677. (1885) Les œuvres et les hommes. Les critiques, ou les juges jugés. VI. « Sainte-Beuve » pp. 43-79

Il l’aurait comparé plutôt à une Niobé féconde et puissante, mais restée pieuse et sauvant ses magnifiques enfants de la flèche irritée des Dieux. […] Quoiqu’il fût de la race de ces esprits sensuels, égoïstes, mais faciles et qui recouvraient de formes aimables leur égoïsme et leur absence de sens moral ; quoiqu’il fût bien de la lignée des Saint-Évremond, des Fontenelle, des Prieur de Vendôme, des Chaulieu, etc., il n’avait pas leur rondeur ou la grâce de leur négligence, à ces égoïstes spirituels ; il restait pointu et à l’affût, toujours rat, toujours un brin féroce… Voluptueux qui ne lâchait jamais sa ceinture, mais qui, au contraire, la rebouclait sans cesse pour l’article, vous n’étiez jamais pour lui que l’intérêt d’un renseignement à deux pattes. […] C’est l’intelligence, le talent, l’aptitude qui restera ici jugée.
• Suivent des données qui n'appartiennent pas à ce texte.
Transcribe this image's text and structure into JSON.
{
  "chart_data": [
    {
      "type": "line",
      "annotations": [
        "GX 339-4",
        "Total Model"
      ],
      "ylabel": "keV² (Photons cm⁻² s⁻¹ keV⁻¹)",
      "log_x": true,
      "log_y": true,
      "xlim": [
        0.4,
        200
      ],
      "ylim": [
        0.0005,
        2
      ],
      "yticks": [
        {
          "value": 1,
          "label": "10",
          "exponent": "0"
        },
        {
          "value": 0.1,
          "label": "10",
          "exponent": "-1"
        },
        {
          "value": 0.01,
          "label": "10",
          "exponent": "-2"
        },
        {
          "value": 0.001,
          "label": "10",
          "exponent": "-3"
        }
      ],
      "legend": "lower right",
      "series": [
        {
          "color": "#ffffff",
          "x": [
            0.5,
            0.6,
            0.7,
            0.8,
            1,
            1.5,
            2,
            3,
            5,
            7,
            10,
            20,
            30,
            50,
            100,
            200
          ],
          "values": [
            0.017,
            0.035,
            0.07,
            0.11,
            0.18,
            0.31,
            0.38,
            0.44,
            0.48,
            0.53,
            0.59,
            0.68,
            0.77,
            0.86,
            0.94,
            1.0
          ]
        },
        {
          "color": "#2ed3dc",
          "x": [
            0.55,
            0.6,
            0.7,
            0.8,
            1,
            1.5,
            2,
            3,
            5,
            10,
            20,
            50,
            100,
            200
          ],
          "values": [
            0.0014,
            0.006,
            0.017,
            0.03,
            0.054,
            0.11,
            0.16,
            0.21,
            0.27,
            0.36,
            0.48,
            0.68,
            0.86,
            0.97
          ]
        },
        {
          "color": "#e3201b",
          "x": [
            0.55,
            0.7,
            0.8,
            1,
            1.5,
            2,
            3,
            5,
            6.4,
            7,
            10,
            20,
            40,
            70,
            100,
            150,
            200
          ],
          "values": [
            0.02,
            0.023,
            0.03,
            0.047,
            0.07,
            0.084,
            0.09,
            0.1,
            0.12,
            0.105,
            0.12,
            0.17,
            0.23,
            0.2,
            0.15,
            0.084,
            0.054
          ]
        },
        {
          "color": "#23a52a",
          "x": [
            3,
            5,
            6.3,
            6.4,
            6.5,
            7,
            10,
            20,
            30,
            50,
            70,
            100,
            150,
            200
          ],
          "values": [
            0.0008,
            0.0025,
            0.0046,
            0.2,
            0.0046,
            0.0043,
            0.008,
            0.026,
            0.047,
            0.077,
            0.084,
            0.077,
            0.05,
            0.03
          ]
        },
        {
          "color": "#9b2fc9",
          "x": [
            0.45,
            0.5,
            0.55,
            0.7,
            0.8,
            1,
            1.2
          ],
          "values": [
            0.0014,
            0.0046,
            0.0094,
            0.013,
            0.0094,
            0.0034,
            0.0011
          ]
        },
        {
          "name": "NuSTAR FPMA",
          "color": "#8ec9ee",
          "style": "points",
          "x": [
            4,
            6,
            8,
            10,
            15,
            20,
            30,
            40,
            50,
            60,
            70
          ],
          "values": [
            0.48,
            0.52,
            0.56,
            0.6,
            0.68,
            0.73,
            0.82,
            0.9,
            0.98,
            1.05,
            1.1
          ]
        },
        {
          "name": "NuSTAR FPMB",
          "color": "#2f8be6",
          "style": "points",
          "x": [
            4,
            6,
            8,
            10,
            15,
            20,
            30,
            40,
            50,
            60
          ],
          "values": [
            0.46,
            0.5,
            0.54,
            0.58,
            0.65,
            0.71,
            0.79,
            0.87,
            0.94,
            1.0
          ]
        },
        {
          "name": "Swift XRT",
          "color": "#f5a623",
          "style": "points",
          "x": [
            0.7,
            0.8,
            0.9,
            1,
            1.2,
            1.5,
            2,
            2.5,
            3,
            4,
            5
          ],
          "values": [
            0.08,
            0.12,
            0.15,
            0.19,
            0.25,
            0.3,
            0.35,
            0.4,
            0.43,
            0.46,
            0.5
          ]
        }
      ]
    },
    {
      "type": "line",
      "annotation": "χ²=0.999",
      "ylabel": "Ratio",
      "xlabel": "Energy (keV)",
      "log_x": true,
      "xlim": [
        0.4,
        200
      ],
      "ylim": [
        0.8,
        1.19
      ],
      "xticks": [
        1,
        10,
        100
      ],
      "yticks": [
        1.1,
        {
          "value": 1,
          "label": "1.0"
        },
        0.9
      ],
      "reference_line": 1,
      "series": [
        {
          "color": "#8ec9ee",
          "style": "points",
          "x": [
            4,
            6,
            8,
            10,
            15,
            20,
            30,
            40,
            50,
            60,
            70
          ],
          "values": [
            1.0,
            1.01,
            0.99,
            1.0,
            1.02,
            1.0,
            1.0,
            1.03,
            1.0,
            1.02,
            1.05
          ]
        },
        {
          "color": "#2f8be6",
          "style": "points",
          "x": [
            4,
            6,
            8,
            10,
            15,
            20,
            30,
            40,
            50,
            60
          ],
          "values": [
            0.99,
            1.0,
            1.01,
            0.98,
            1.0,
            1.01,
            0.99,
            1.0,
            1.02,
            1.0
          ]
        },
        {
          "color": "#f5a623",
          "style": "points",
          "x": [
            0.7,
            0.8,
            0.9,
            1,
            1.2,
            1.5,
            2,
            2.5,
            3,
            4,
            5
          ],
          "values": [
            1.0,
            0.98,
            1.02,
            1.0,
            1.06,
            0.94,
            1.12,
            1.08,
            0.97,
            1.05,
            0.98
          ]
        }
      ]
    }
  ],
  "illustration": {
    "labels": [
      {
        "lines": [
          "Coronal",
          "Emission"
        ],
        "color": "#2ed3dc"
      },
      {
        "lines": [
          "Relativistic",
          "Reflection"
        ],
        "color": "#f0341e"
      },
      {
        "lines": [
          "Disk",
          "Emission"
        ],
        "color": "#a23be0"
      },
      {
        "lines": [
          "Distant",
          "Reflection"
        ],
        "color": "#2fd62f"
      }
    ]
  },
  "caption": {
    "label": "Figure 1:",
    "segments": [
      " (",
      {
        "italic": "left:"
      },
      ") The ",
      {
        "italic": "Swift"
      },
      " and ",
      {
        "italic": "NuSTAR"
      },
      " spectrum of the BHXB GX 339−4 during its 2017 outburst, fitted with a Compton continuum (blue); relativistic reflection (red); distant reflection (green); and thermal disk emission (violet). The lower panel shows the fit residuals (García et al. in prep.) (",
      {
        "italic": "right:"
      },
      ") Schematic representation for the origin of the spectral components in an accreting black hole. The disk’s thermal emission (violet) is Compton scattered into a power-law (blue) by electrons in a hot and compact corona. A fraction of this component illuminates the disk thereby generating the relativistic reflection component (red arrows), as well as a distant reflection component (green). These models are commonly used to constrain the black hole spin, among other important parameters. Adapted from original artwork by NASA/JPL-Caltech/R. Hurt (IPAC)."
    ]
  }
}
Fantaisiste de la Critique, bénédictin de l’anecdote, Mabillon de babioles, aiguiseur de notes en épigrammes pour les placer plus tard, commère comme trente-six langues de femmes pour en faire parler une trente-septième, le petit homme de la rue Montparnasse restera dans la mémoire des contemporains comme le touche-à-tout le plus curieux, le plus acharné et parfois le plus puéril de son siècle. […] Il lui est resté je ne sais quoi du grimaud de collège, malgré la barbe faite et le linge blanc.